Dartmouth College will offer its students a spring semester course borne of the events surrounding the fatal shooting last year of an unarmed black man by a police officer in Ferguson, Mo.

The course, titled, “10 Weeks, 10 Professors: #BlackLivesMatter” is “dedicated to considering race, structural inequality and violence in both a historical and modern context,” The Dartmouth student newspaper reported.

The lessons in the Ivy League school’s pilot course will be divided into 15 sections and involve more than 10 academic departments, including anthropology, history, mathematics, English and women’s studies, according to the paper. About 15 Dartmouth professors are expected to teach the individual sections of the class.
  • “We hope students will be able to understand that Ferguson is not just an event in 2014 . . ."
    - Aimee Bahng, Dartmouth English professor
The idea for the course came about following a Dartmouth-sponsored workshop, which urged faculty to incorporate the 2014 events in Ferguson, where the fatal shooting of Michael Brown by Police Officer Darren Wilson -- who was not indicted in the killing -- sparked nationwide protests and the social media phrase #BlackLivesMatter.
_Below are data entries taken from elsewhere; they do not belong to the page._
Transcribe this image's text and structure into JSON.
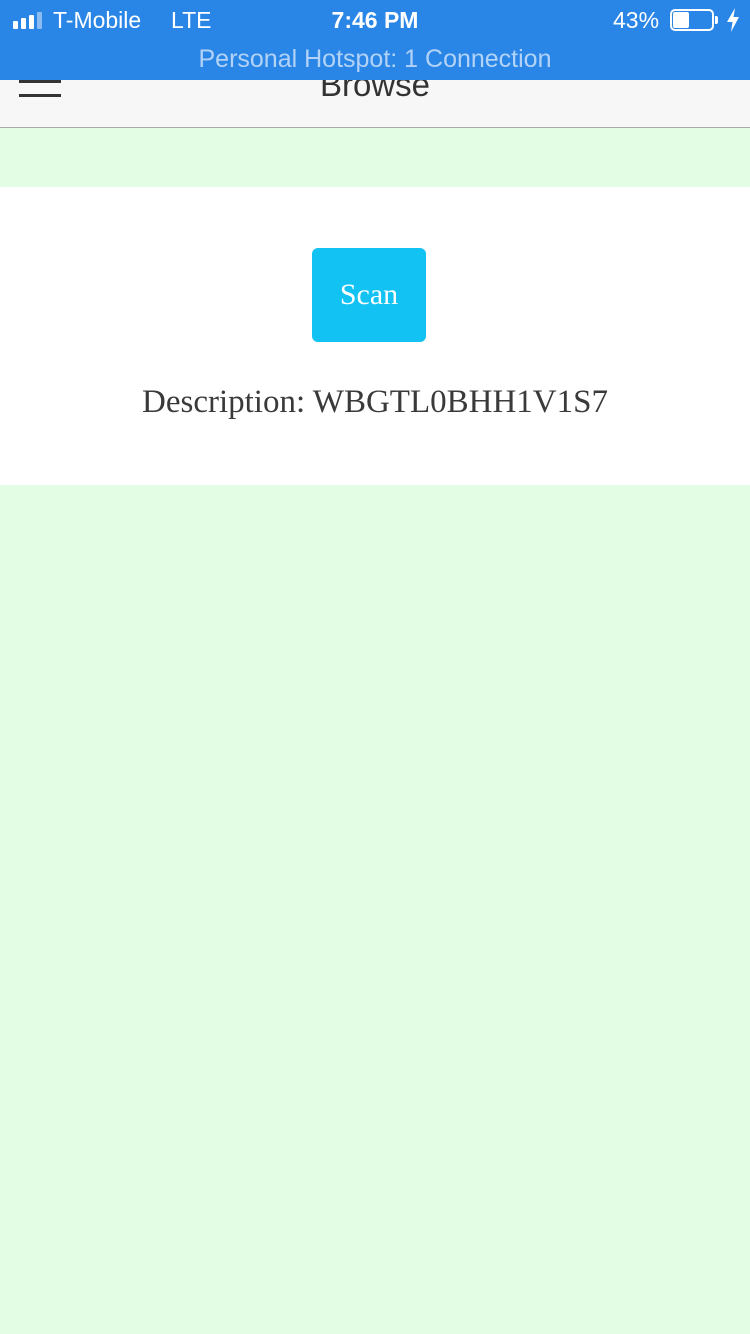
{
  "status_bar": {
    "carrier": "T-Mobile",
    "network": "LTE",
    "time": "7:46 PM",
    "battery_percent": "43%",
    "battery_level": 0.43,
    "signal_bars": 3,
    "hotspot": "Personal Hotspot: 1 Connection",
    "background_color": "#2a86e6"
  },
  "nav_bar": {
    "title": "Browse",
    "menu_icon": "hamburger-menu-icon"
  },
  "main": {
    "scan_button_label": "Scan",
    "description": "Description: WBGTL0BHH1V1S7",
    "accent_color": "#12c2f3",
    "page_background": "#e3fde5"
  }
}
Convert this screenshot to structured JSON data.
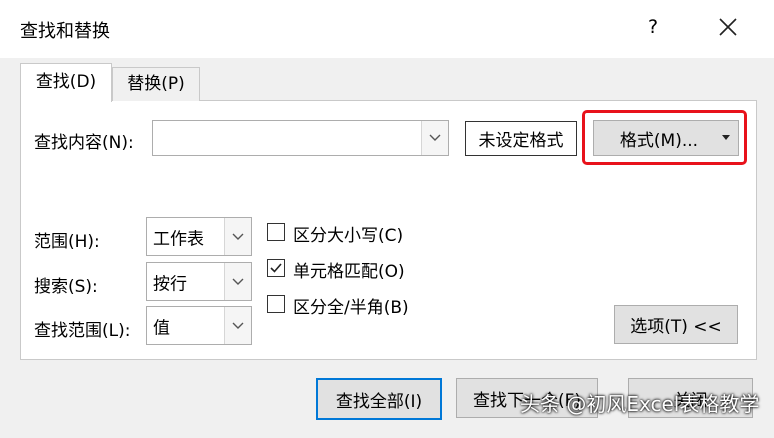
{
  "window": {
    "title": "查找和替换",
    "help_label": "?"
  },
  "tabs": [
    {
      "label": "查找(D)",
      "active": true
    },
    {
      "label": "替换(P)",
      "active": false
    }
  ],
  "find": {
    "label": "查找内容(N):",
    "value": "",
    "format_status": "未设定格式",
    "format_button": "格式(M)..."
  },
  "options": {
    "scope_label": "范围(H):",
    "scope_value": "工作表",
    "search_label": "搜索(S):",
    "search_value": "按行",
    "lookin_label": "查找范围(L):",
    "lookin_value": "值",
    "match_case": {
      "label": "区分大小写(C)",
      "checked": false
    },
    "match_entire": {
      "label": "单元格匹配(O)",
      "checked": true
    },
    "match_byte": {
      "label": "区分全/半角(B)",
      "checked": false
    },
    "options_button": "选项(T) <<"
  },
  "footer": {
    "find_all": "查找全部(I)",
    "find_next": "查找下一个(F)",
    "close": "关闭"
  },
  "watermark": "头条 @初风Excel表格教学",
  "colors": {
    "highlight": "#e8121b",
    "focus": "#0078d7"
  }
}
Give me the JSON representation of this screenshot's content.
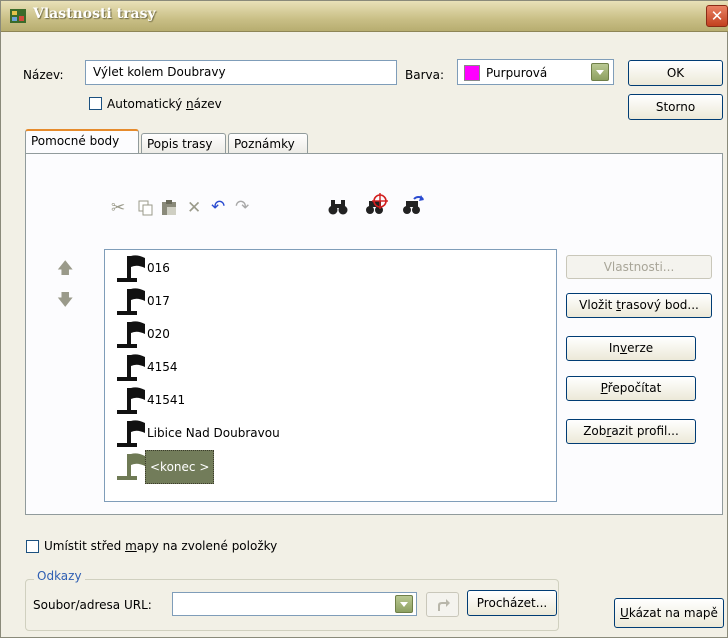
{
  "window": {
    "title": "Vlastnosti trasy",
    "close_glyph": "✕"
  },
  "header": {
    "name_label": "Název:",
    "name_value": "Výlet kolem Doubravy",
    "auto_name_label_pre": "Automatický ",
    "auto_name_label_u": "n",
    "auto_name_label_post": "ázev",
    "color_label": "Barva:",
    "color_value": "Purpurová",
    "color_swatch": "#ff00ff",
    "ok_label": "OK",
    "cancel_label": "Storno"
  },
  "tabs": [
    {
      "label": "Pomocné body",
      "active": true
    },
    {
      "label": "Popis trasy",
      "active": false
    },
    {
      "label": "Poznámky",
      "active": false
    }
  ],
  "toolbar": {
    "icons": [
      "cut-icon",
      "copy-icon",
      "paste-icon",
      "delete-icon",
      "undo-icon",
      "redo-icon",
      "find-icon",
      "find-on-map-icon",
      "find-next-icon"
    ]
  },
  "waypoints": [
    {
      "label": "016",
      "selected": false
    },
    {
      "label": "017",
      "selected": false
    },
    {
      "label": "020",
      "selected": false
    },
    {
      "label": "4154",
      "selected": false
    },
    {
      "label": "41541",
      "selected": false
    },
    {
      "label": "Libice Nad Doubravou",
      "selected": false
    },
    {
      "label": "<konec >",
      "selected": true
    }
  ],
  "side_buttons": {
    "properties": "Vlastnosti...",
    "insert_pre": "Vložit ",
    "insert_u": "t",
    "insert_post": "rasový bod...",
    "invert_pre": "In",
    "invert_u": "v",
    "invert_post": "erze",
    "recalc_pre": "",
    "recalc_u": "P",
    "recalc_post": "řepočítat",
    "profile_pre": "Zob",
    "profile_u": "r",
    "profile_post": "azit profil..."
  },
  "center_map_pre": "Umístit střed ",
  "center_map_u": "m",
  "center_map_post": "apy na zvolené položky",
  "links": {
    "group_title": "Odkazy",
    "url_label": "Soubor/adresa URL:",
    "url_value": "",
    "browse_label": "Procházet..."
  },
  "show_on_map_pre": "",
  "show_on_map_u": "U",
  "show_on_map_post": "kázat na mapě",
  "colors": {
    "accent_tab": "#e68b2c",
    "selection": "#727c5a",
    "title_bar": "#c9bf86"
  }
}
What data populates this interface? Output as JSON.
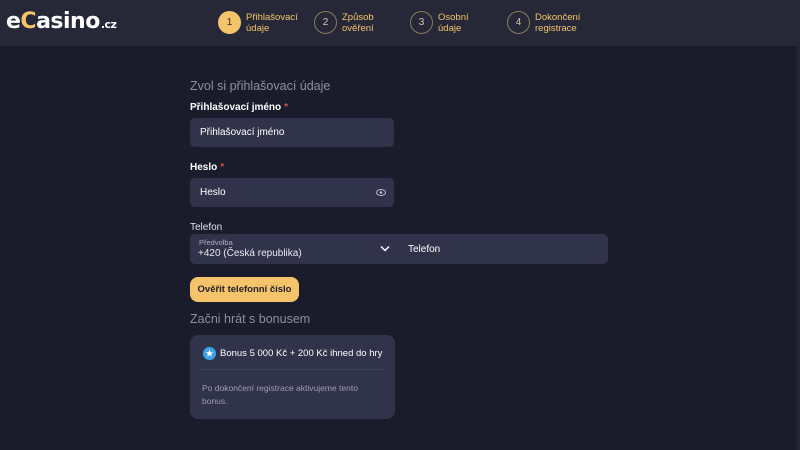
{
  "brand": {
    "logo_e": "e",
    "logo_c": "C",
    "logo_rest": "asino",
    "logo_tld": ".cz",
    "accent_color": "#f5c36a"
  },
  "steps": [
    {
      "number": "1",
      "label": "Přihlašovací údaje",
      "active": true
    },
    {
      "number": "2",
      "label": "Způsob ověření",
      "active": false
    },
    {
      "number": "3",
      "label": "Osobní údaje",
      "active": false
    },
    {
      "number": "4",
      "label": "Dokončení registrace",
      "active": false
    }
  ],
  "login_section": {
    "title": "Zvol si přihlašovací údaje",
    "username": {
      "label": "Přihlašovací jméno",
      "required_mark": "*",
      "placeholder": "Přihlašovací jméno"
    },
    "password": {
      "label": "Heslo",
      "required_mark": "*",
      "placeholder": "Heslo",
      "icon": "eye-icon"
    },
    "phone": {
      "label": "Telefon",
      "prefix_label": "Předvolba",
      "prefix_value": "+420 (Česká republika)",
      "placeholder": "Telefon"
    },
    "verify_button": "Ověřit telefonní číslo"
  },
  "bonus_section": {
    "title": "Začni hrát s bonusem",
    "offer": "Bonus 5 000 Kč + 200 Kč ihned do hry",
    "note": "Po dokončení registrace aktivujeme tento bonus.",
    "icon": "star-icon"
  }
}
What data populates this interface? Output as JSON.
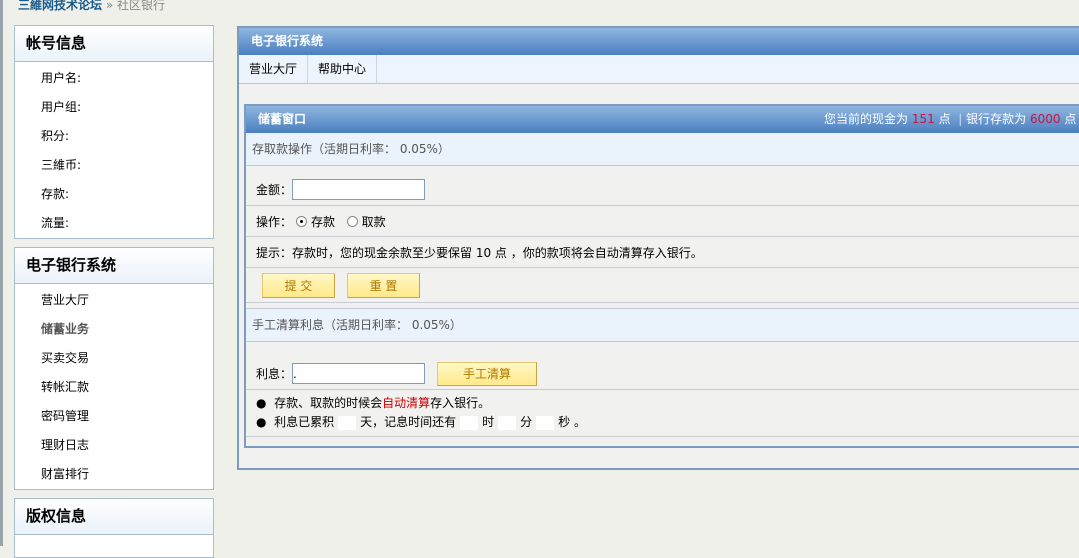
{
  "breadcrumb": {
    "site": "三維网技术论坛",
    "sep": "»",
    "current": "社区银行"
  },
  "account": {
    "title": "帐号信息",
    "items": [
      "用户名:",
      "用户组:",
      "积分:",
      "三維币:",
      "存款:",
      "流量:"
    ]
  },
  "bank_nav": {
    "title": "电子银行系统",
    "items": [
      "营业大厅",
      "储蓄业务",
      "买卖交易",
      "转帐汇款",
      "密码管理",
      "理财日志",
      "财富排行"
    ],
    "active": 1
  },
  "copyright": {
    "title": "版权信息"
  },
  "main": {
    "title": "电子银行系统",
    "tabs": [
      "营业大厅",
      "帮助中心"
    ]
  },
  "savings": {
    "title": "储蓄窗口",
    "cash_label": "您当前的现金为",
    "cash": "151",
    "unit": "点",
    "deposit_label": "银行存款为",
    "deposit": "6000",
    "unit2": "点",
    "section1": "存取款操作（活期日利率： 0.05%）",
    "amount_label": "金额：",
    "amount_value": "",
    "op_label": "操作：",
    "op_deposit": "存款",
    "op_withdraw": "取款",
    "tip": "提示：存款时，您的现金余款至少要保留 10 点 ，你的款项将会自动清算存入银行。",
    "submit": "提 交",
    "reset": "重 置",
    "section2": "手工清算利息（活期日利率： 0.05%）",
    "interest_label": "利息：",
    "interest_value": ".",
    "settle": "手工清算",
    "note1_a": "存款、取款的时候会",
    "note1_link": "自动清算",
    "note1_b": "存入银行。",
    "note2_a": "利息已累积",
    "note2_day": "天，记息时间还有",
    "note2_h": "时",
    "note2_m": "分",
    "note2_s": "秒 。"
  }
}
“We hope students will be able to understand that Ferguson is not just an event in 2014, but something that’s tethered in time to a long history and still-emerging ideas about race in the U.S. and how policing works in an age of social media and distributed surveillance,” said English professor Aimee Bahng, according to The Dartmouth paper.

Anthropology professor Chelsey Kivland said this is an opportunity “to use Ferguson as a starting point for broadening the conversation about the national problems of inequality, race and violence.”

One student said she is excited about the class, but concerned that it may not appeal to the majority of students.

“I do wonder who will take the class – whether it’ll be kind of preaching to choir or if they’ll get different points of view,” Adria Brown, a senior Native American studies major, told USAToday. “But I still think – no matter what – that it’s worth having the class to really interrogate this topic.”